The following is taken from an actual ebook page. “Please don’t send in emails asking us how you go about finding work. I get around 30 of these a day and to be honest everyone is so different, so the only practical thing I can tell them is get the ebook. So if you are emailing me to ask me how to find a job all I can say is, get the ebook.”
That person may actually make sales in spite of themselves, but it is an extremely poor example of customer service. Some people won’t just take out their credit card and buy the ebook. They want to interact with a human and ask a few questions first. Most people don’t expect you to provide all the ebook content in an email, but it is a chance for you to remain helpful and over deliver with prompt, friendly customer service. I can’t count the number of sales I have made simpy by answering questions in a timely manner.
Auto-responders are fantastic for your opt-in subscribers. Provide them with some free information they can read instantly and they will start to trust you. Provide them with an excellent ebook and they will start to like you. Support them and help in any way and they will start to love you.

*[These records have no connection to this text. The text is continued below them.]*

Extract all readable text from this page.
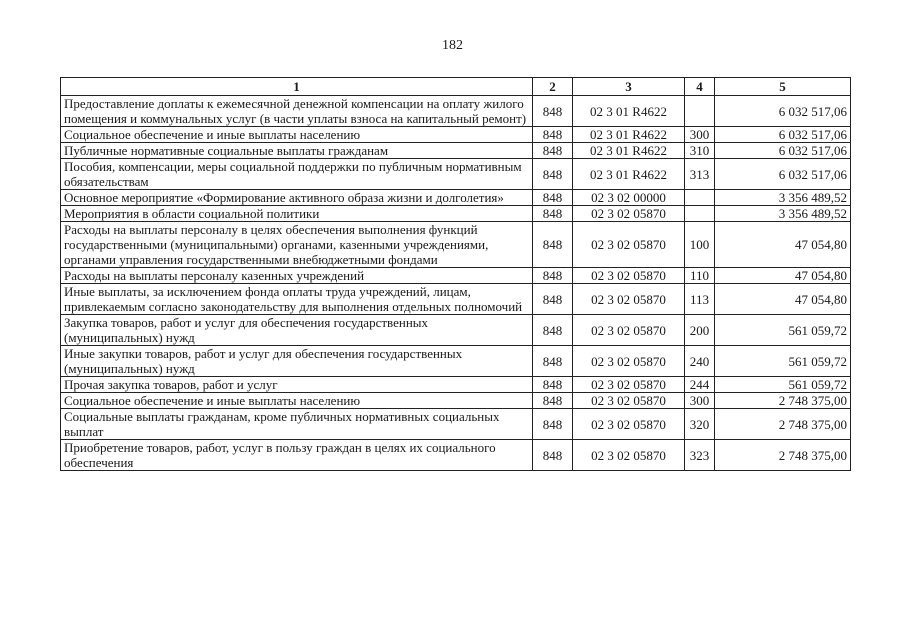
182
1	2	3	4	5
Предоставление доплаты к ежемесячной денежной компенсации на оплату жилого помещения и коммунальных услуг (в части уплаты взноса на капитальный ремонт)	848	02 3 01 R4622		6 032 517,06
Социальное обеспечение и иные выплаты населению	848	02 3 01 R4622	300	6 032 517,06
Публичные нормативные социальные выплаты гражданам	848	02 3 01 R4622	310	6 032 517,06
Пособия, компенсации, меры социальной поддержки по публичным нормативным обязательствам	848	02 3 01 R4622	313	6 032 517,06
Основное мероприятие «Формирование активного образа жизни и долголетия»	848	02 3 02 00000		3 356 489,52
Мероприятия в области социальной политики	848	02 3 02 05870		3 356 489,52
Расходы на выплаты персоналу в целях обеспечения выполнения функций государственными (муниципальными) органами, казенными учреждениями, органами управления государственными внебюджетными фондами	848	02 3 02 05870	100	47 054,80
Расходы на выплаты персоналу казенных учреждений	848	02 3 02 05870	110	47 054,80
Иные выплаты, за исключением фонда оплаты труда учреждений, лицам, привлекаемым согласно законодательству для выполнения отдельных полномочий	848	02 3 02 05870	113	47 054,80
Закупка товаров, работ и услуг для обеспечения государственных (муниципальных) нужд	848	02 3 02 05870	200	561 059,72
Иные закупки товаров, работ и услуг для обеспечения государственных (муниципальных) нужд	848	02 3 02 05870	240	561 059,72
Прочая закупка товаров, работ и услуг	848	02 3 02 05870	244	561 059,72
Социальное обеспечение и иные выплаты населению	848	02 3 02 05870	300	2 748 375,00
Социальные выплаты гражданам, кроме публичных нормативных социальных выплат	848	02 3 02 05870	320	2 748 375,00
Приобретение товаров, работ, услуг в пользу граждан в целях их социального обеспечения	848	02 3 02 05870	323	2 748 375,00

You can test your auto responses and keep doing so until you start making what I call “immaculate sales.” The reader visits your site, opts-in, reads the free report, then buys the ebook. It will happen because they can see through the testimonials you are someone they would want to do business with.
Respond immediately to their email enquires and they will want to do business with you. Think of all the times you have received rapid responses to emails you sent out. It doesn’t happen very often, but you always remember it. Consider this – “only 51% of online marketers reply to customer email and of that only 30% actually reply within 1 business day.”
I challenge you to be in the top 1% – answer every email you receive and do it as soon as you read the email. Before long, you will receive the recognition, the praise and the sales you deserve. And above all that, you will be really helping people.